From the Houston Chronicle

Australia’s LNG Ltd. is delaying its anticipated move to Houston and its plans to become publicly traded on Wall Street, just months after its next-wave liquefied natural gas exporting rivals like NextDecade and Tellurian went public earlier this year.

LNG Ltd., which already has its chief executive and chairman based out of Houston, said it will focus on developing its LNG export project near Lake Charles, La. and further consider the move at a later time. Essentially, the LNG board of directors opted to punt for now.

“We remain committed to bringing the Company to the U.S. market at an appropriate time
best suited to maximize investor value,” said LNG Ltd. Chairman Paul Cavicchi. “A U.S. listing is the right step for LNGL, but we must ensure we proceed deliberately and remain
attentive to all shareholder expectations.”

LNG Ltd. CEO Greg Vesey said he’s focused on acquiring the necessary financing and contracts by mid-2018 to commence construction on the Magnolia LNG project in Louisiana so it can be completed by 2022 when global LNG demand is expected to pick back up again.

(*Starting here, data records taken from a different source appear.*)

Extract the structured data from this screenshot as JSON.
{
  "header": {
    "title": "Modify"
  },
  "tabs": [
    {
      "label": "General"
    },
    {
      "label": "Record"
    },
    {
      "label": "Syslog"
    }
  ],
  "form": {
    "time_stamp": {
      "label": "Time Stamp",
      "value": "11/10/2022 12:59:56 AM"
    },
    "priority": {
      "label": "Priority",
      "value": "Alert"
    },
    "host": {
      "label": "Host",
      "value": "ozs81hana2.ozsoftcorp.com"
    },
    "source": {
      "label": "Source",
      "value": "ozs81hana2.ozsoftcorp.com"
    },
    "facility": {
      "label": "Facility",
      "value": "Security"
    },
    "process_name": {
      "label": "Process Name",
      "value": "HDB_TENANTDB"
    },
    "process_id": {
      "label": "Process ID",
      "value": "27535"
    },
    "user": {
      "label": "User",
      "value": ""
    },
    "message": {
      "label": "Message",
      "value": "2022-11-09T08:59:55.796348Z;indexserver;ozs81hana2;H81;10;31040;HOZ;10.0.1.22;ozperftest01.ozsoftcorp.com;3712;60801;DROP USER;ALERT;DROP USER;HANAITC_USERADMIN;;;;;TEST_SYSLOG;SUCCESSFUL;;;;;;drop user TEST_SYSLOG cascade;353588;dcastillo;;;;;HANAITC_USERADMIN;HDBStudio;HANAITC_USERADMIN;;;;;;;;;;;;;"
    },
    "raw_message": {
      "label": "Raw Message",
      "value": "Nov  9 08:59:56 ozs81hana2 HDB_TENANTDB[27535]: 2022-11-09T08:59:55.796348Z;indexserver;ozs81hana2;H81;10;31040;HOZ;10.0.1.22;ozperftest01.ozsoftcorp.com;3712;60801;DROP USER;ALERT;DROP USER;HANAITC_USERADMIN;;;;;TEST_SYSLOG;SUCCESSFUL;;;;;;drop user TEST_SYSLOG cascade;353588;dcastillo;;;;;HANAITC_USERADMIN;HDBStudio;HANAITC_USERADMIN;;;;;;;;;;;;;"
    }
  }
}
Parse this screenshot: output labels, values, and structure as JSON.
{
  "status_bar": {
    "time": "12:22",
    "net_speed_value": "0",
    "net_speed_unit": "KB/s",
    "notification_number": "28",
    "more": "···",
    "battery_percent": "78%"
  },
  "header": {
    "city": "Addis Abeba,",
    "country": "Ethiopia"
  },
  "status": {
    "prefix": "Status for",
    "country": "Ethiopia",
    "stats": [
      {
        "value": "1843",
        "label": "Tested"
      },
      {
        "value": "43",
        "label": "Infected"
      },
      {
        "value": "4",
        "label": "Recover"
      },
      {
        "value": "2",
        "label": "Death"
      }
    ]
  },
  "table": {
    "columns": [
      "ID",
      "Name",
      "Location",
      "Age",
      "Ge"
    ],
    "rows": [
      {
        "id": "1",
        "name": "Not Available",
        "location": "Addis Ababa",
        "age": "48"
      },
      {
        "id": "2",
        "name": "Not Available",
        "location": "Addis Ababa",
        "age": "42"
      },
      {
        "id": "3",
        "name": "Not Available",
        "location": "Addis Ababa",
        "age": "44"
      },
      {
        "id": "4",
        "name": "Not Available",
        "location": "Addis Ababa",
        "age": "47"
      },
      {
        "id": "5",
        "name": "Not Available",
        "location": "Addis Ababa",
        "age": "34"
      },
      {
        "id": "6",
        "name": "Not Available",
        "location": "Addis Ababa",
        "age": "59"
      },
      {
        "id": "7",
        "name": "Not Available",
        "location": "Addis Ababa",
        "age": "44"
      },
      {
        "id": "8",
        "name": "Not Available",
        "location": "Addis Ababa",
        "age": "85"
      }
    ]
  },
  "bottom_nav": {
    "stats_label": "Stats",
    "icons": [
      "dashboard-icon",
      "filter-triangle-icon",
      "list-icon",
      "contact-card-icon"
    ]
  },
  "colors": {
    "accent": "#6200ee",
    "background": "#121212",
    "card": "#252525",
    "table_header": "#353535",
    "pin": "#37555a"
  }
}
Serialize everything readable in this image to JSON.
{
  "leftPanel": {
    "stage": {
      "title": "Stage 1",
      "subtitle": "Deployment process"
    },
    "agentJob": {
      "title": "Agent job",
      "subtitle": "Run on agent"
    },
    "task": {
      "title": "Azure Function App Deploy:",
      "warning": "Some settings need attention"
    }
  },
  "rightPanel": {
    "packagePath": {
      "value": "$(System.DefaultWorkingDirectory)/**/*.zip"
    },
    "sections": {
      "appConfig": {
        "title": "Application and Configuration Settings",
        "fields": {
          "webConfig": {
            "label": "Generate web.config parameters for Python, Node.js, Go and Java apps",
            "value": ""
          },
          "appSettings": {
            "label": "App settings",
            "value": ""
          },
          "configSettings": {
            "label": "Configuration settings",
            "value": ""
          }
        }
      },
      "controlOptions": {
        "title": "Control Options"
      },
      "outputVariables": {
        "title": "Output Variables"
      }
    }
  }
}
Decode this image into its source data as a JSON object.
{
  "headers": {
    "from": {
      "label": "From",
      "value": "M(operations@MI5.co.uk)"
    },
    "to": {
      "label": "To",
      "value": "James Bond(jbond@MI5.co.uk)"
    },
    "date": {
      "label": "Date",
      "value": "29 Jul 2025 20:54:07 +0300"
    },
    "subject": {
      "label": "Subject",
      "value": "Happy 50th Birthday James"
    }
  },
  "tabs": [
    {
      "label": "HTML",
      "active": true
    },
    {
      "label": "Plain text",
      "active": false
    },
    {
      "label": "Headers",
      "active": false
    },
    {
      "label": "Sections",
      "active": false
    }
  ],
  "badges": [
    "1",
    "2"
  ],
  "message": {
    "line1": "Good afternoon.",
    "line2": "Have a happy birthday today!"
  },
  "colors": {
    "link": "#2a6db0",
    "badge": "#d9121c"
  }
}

As for some of LNG Ltd.’s Gulf Coast rivals, The Woodlands-based NextDecade said this month it just secured county tax breaks for its Rio Grande LNG export project in Texas near Brownsville. This comes after the county school board had previously rejected extra tax incentives. The NextDecade project is operating on the same timeline as Magnolia LNG.

Likewise, Houston-based Tellurian, which is chaired by Cheniere Energy founder Charif Souki, is diversifying while it waits on financing for its Driftwood LNG export project near Lake Charles.

Tellurian recently acquired Haynesville shale gas acreage in Louisiana for $85 million to generate more of its own production, and the company is getting more involved in day-to-day LNG trading.

Tellurian also said it plans to sell about 60 percent of the equity stake in the Driftwood project to help raise financing in order to get it off the ground.